Wisniewski also denied having ties to the 19th District Democratic Leadership Fund, which is named after his district.

"I don’t own the name 19th District and I don’t own any name, so anybody’s free to use it," he said.

When questioned about the scandal just four days before the election, Wisniewski attacked the reporter, who has since moved on to work for POLITICO.

"The reporter who did that, Matt Freidman, likes to omit facts and not really tell the whole story, and so he's a great guy for doing guilt by association," said Wisniewski.

"He was trying to blame me because people I knew were engaged in fundraising.  You know, we're a small universe of people, both here in Middlesex County and statewide, who do fundraising," the Assemblyman continued.

"So, to automatically cast the aspersion that somehow, because you know them, because they used to work for you... makes you responsible for their actions down the road, is absurd."

Known in political circles as "The Wiz," he also runs his own law firm that has given more than $13,000 to politicians across the state since 2009.  That's in addition to donations distributed by his own election fund.

About 20% of the firm's business comes from government entities, but Wisniewski says the firm wins those contracts in competitive public bidding processes.

"The implication that somehow you write a check and you get the work?  All the work that we've gotten we've had to compete for, and we've lost some of those competitions."

"A lot of the people that I've supported are people I've supported long before I got any government contracts," contined Wisniewski. 

"Look, you know, it's a sexy charge.  It makes for interesting copy and it makes for an interesting TV show.
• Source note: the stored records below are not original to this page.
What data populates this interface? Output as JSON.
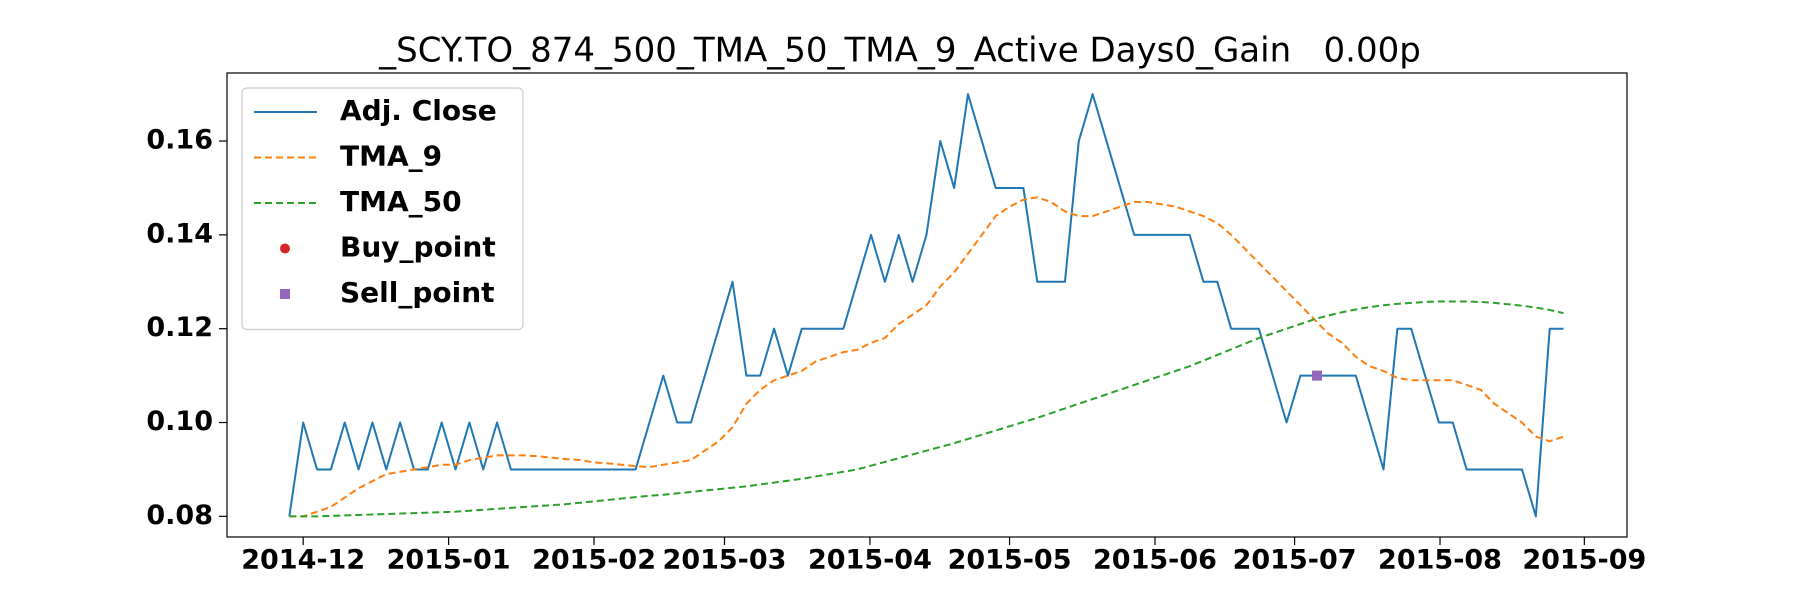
{
  "chart_data": {
    "type": "line",
    "title": "_SCY.TO_874_500_TMA_50_TMA_9_Active Days0_Gain   0.00p",
    "categories": [
      null,
      null,
      null,
      null,
      null,
      null,
      null,
      null,
      null,
      null,
      null,
      null,
      null,
      null,
      null,
      null,
      null,
      null,
      null,
      null,
      null,
      null,
      null,
      null,
      null,
      null,
      null,
      null,
      null,
      null,
      null,
      null,
      null,
      null,
      null,
      null,
      null,
      null,
      null,
      null,
      null,
      null,
      null,
      null,
      null,
      null,
      null,
      null,
      null,
      null,
      null,
      null,
      null,
      null,
      null,
      null,
      null,
      null,
      null,
      null,
      null,
      null,
      null,
      null,
      null,
      null,
      null,
      null,
      null,
      null,
      null,
      null,
      null,
      null,
      null,
      null,
      null,
      null,
      null,
      null,
      null,
      null,
      null,
      null,
      null,
      null,
      null,
      null,
      null,
      null,
      null,
      null,
      null
    ],
    "xlim": [
      -4.5,
      96.58
    ],
    "xticks": [
      {
        "value": 1,
        "label": "2014-12"
      },
      {
        "value": 11.5,
        "label": "2015-01"
      },
      {
        "value": 22,
        "label": "2015-02"
      },
      {
        "value": 31.42,
        "label": "2015-03"
      },
      {
        "value": 41.92,
        "label": "2015-04"
      },
      {
        "value": 52,
        "label": "2015-05"
      },
      {
        "value": 62.5,
        "label": "2015-06"
      },
      {
        "value": 72.58,
        "label": "2015-07"
      },
      {
        "value": 83.08,
        "label": "2015-08"
      },
      {
        "value": 93.5,
        "label": "2015-09"
      }
    ],
    "ylim": [
      0.0756,
      0.1745
    ],
    "yticks": [
      0.08,
      {
        "value": 0.1,
        "label": "0.10"
      },
      0.12,
      0.14,
      0.16
    ],
    "legend": "upper left",
    "series": [
      {
        "name": "Adj. Close",
        "color": "#1f77b4",
        "linestyle": "solid",
        "values": [
          0.08,
          0.1,
          0.09,
          0.09,
          0.1,
          0.09,
          0.1,
          0.09,
          0.1,
          0.09,
          0.09,
          0.1,
          0.09,
          0.1,
          0.09,
          0.1,
          0.09,
          0.09,
          0.09,
          0.09,
          0.09,
          0.09,
          0.09,
          0.09,
          0.09,
          0.09,
          0.1,
          0.11,
          0.1,
          0.1,
          0.11,
          0.12,
          0.13,
          0.11,
          0.11,
          0.12,
          0.11,
          0.12,
          0.12,
          0.12,
          0.12,
          0.13,
          0.14,
          0.13,
          0.14,
          0.13,
          0.14,
          0.16,
          0.15,
          0.17,
          0.16,
          0.15,
          0.15,
          0.15,
          0.13,
          0.13,
          0.13,
          0.16,
          0.17,
          0.16,
          0.15,
          0.14,
          0.14,
          0.14,
          0.14,
          0.14,
          0.13,
          0.13,
          0.12,
          0.12,
          0.12,
          0.11,
          0.1,
          0.11,
          0.11,
          0.11,
          0.11,
          0.11,
          0.1,
          0.09,
          0.12,
          0.12,
          0.11,
          0.1,
          0.1,
          0.09,
          0.09,
          0.09,
          0.09,
          0.09,
          0.08,
          0.12,
          0.12
        ]
      },
      {
        "name": "TMA_9",
        "color": "#ff7f0e",
        "linestyle": "dashed",
        "values": [
          0.08,
          0.08,
          0.081,
          0.082,
          0.084,
          0.086,
          0.0875,
          0.089,
          0.0895,
          0.09,
          0.0905,
          0.091,
          0.091,
          0.092,
          0.0925,
          0.093,
          0.093,
          0.093,
          0.0928,
          0.0925,
          0.0922,
          0.092,
          0.0915,
          0.0913,
          0.091,
          0.0907,
          0.0905,
          0.091,
          0.0915,
          0.092,
          0.094,
          0.096,
          0.099,
          0.104,
          0.107,
          0.109,
          0.11,
          0.111,
          0.113,
          0.114,
          0.115,
          0.1155,
          0.117,
          0.118,
          0.121,
          0.123,
          0.125,
          0.129,
          0.132,
          0.136,
          0.14,
          0.144,
          0.146,
          0.1475,
          0.148,
          0.147,
          0.145,
          0.144,
          0.144,
          0.145,
          0.146,
          0.147,
          0.147,
          0.1465,
          0.146,
          0.145,
          0.144,
          0.1425,
          0.14,
          0.137,
          0.134,
          0.131,
          0.128,
          0.125,
          0.122,
          0.119,
          0.117,
          0.114,
          0.112,
          0.111,
          0.1095,
          0.109,
          0.109,
          0.109,
          0.109,
          0.108,
          0.107,
          0.104,
          0.102,
          0.1,
          0.097,
          0.096,
          0.097
        ]
      },
      {
        "name": "TMA_50",
        "color": "#2ca02c",
        "linestyle": "dashed",
        "values": [
          0.08,
          0.08,
          0.08,
          0.0801,
          0.0802,
          0.0803,
          0.0804,
          0.0805,
          0.0806,
          0.0807,
          0.0808,
          0.0809,
          0.081,
          0.0812,
          0.0814,
          0.0816,
          0.0818,
          0.082,
          0.0822,
          0.0824,
          0.0826,
          0.0829,
          0.0832,
          0.0835,
          0.0838,
          0.0841,
          0.0844,
          0.0846,
          0.0849,
          0.0852,
          0.0855,
          0.0858,
          0.0861,
          0.0864,
          0.0868,
          0.0872,
          0.0876,
          0.088,
          0.0885,
          0.089,
          0.0895,
          0.09,
          0.0908,
          0.0916,
          0.0924,
          0.0932,
          0.094,
          0.0948,
          0.0956,
          0.0965,
          0.0974,
          0.0983,
          0.0992,
          0.1001,
          0.101,
          0.102,
          0.103,
          0.104,
          0.105,
          0.106,
          0.107,
          0.108,
          0.109,
          0.11,
          0.111,
          0.112,
          0.1132,
          0.1144,
          0.1156,
          0.1168,
          0.118,
          0.119,
          0.12,
          0.121,
          0.122,
          0.1228,
          0.1235,
          0.1241,
          0.1246,
          0.125,
          0.1253,
          0.1255,
          0.1257,
          0.1258,
          0.1258,
          0.1258,
          0.1257,
          0.1255,
          0.1252,
          0.1249,
          0.1245,
          0.124,
          0.1233
        ]
      },
      {
        "name": "Buy_point",
        "color": "#d62728",
        "marker": "circle",
        "x": [],
        "values": []
      },
      {
        "name": "Sell_point",
        "color": "#9467bd",
        "marker": "square",
        "x": [
          74.2
        ],
        "values": [
          0.11
        ]
      }
    ]
  }
}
But the reality is that's just not how it works," said Wisniewski.

But it's perhaps the other 80% of the work at Wisniewski & Associates that might be more concering for voters, such as US Metals, a private client that led to the headline "Exclusive: Wisniewski Represents Polluter Against NJ Town in His Own District."

Similarly, Lesniak is a partner in Weiner Lesniak, and Johnson is a partner in Debevoise & Plimpton LLP.  Both firms have questionable clients of their own.